Robinson pulled Galhino just a little closer, "You tried to mutiny, Maria." They were both exceptionally lucky that the rest of the bridge crew had not told Colonel Zarrey. The ship's XO was brash and vulgar, but while he had his odds with the Admiral, Zarrey remained loyal to him.

"So what?" Maria said, going in for another kiss on the lips, "It's not like it matters as long as everyone keeps quiet. The Admiral's effectively dead." Zarrey didn't have the guts to terminate the man's command and take over officially, but chances were that the Admiral's coma would be fatal. "Good riddance."

Keifer pulled away from her lover. "Maria, I would not be here without him." She admitted that she found the Admiral terrifying, but she still owed him a great deal, and because of that, so did Maria. "If he hadn't accepted my transfer request..."

"The old bastard didn't know what he was doing, Keifer. He doesn't know you, and he doesn't care about what you went through aboard the Ariea." Such things were below the Steel Prince. "We don't need him. No one will care when he dies." In fact, a great many people in the worlds would be quite relieved to hear of his passing.

"Maria..."

"He took people with transfer requests into his crew because he knew that those people would feel indebted to him, because he knew that they would be loyal, no matter what sick thing he ordered them to do." His order to turn of the artificial gravity and unnecessarily murder a hundred of the crew was a prime example. "You heard him as well as I did.

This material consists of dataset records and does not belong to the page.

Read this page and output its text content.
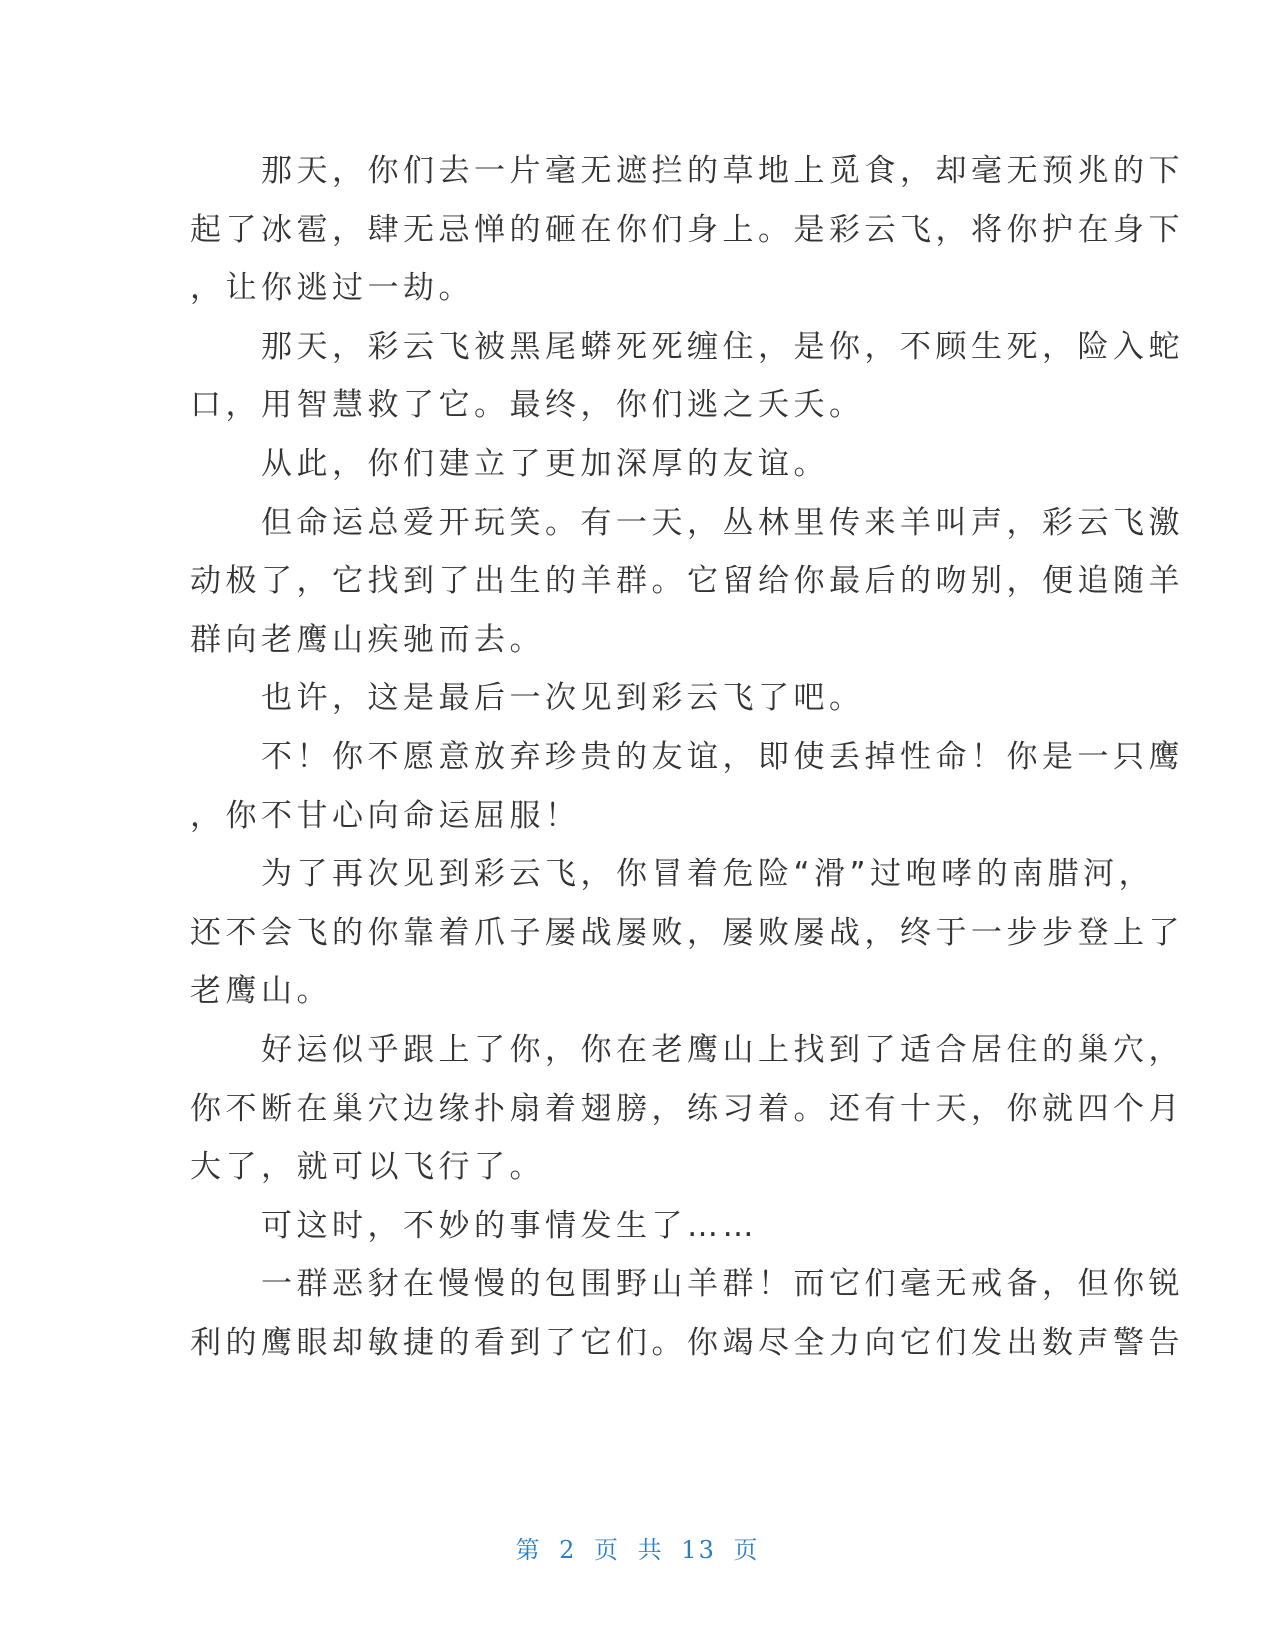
　　那天，你们去一片毫无遮拦的草地上觅食，却毫无预兆的下
起了冰雹，肆无忌惮的砸在你们身上。是彩云飞，将你护在身下
，让你逃过一劫。
　　那天，彩云飞被黑尾蟒死死缠住，是你，不顾生死，险入蛇
口，用智慧救了它。最终，你们逃之夭夭。
　　从此，你们建立了更加深厚的友谊。
　　但命运总爱开玩笑。有一天，丛林里传来羊叫声，彩云飞激
动极了，它找到了出生的羊群。它留给你最后的吻别，便追随羊
群向老鹰山疾驰而去。
　　也许，这是最后一次见到彩云飞了吧。
　　不！你不愿意放弃珍贵的友谊，即使丢掉性命！你是一只鹰
，你不甘心向命运屈服！
　　为了再次见到彩云飞，你冒着危险“滑”过咆哮的南腊河，
还不会飞的你靠着爪子屡战屡败，屡败屡战，终于一步步登上了
老鹰山。
　　好运似乎跟上了你，你在老鹰山上找到了适合居住的巢穴，
你不断在巢穴边缘扑扇着翅膀，练习着。还有十天，你就四个月
大了，就可以飞行了。
　　可这时，不妙的事情发生了……
　　一群恶豺在慢慢的包围野山羊群！而它们毫无戒备，但你锐
利的鹰眼却敏捷的看到了它们。你竭尽全力向它们发出数声警告
第 2 页 共 13 页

We're a numbers game to him."

Keifer had heard him say that, but it did not make sense. "Then why would he give his life to save us?" If they were just game pieces to him, why would he go activate that power core instead of grabbing anti-radiation meds and abandoning ship while they were unconscious?

If Maria could have blamed him saving them all on an accident, she would have. "It was probably because he wanted to save the ship, not because he wanted to save us." Saving the ship had just happened to entail saving the crew as well. In that way, she supposed it was a happy accident. "You know how he is about that," she said resentfully.

Admiral Gives rarely corrected anyone on anything, unless it was decorum that dealt with the ship. The man had not even cared about the pilots throwing streamers in the Marines' barracks or the Marines taping 'KICK ME' signs on the back of the pilots' flight suits, but the moment someone was getting casual with the Singularity's controls, he set them straight with unparalleled efficiency.

"That's not fair, Maria," the communications officer said. "It's really easy for someone to get hurt when they handle the ship." It made a whole lot of sense to correct people in those cases. "He kept his distance from our personal lives, sure, but there is nothing wrong with that." Coming from a previous assignment where the commanding officer failed to keep such a distance, she was more than grateful for it.

"That doesn't change the fact that nobody's going to miss him," Maria countered. "The man is a sociopath." They were lucky that they had not yet been put in an expendable position. He would have killed them with little thought about it.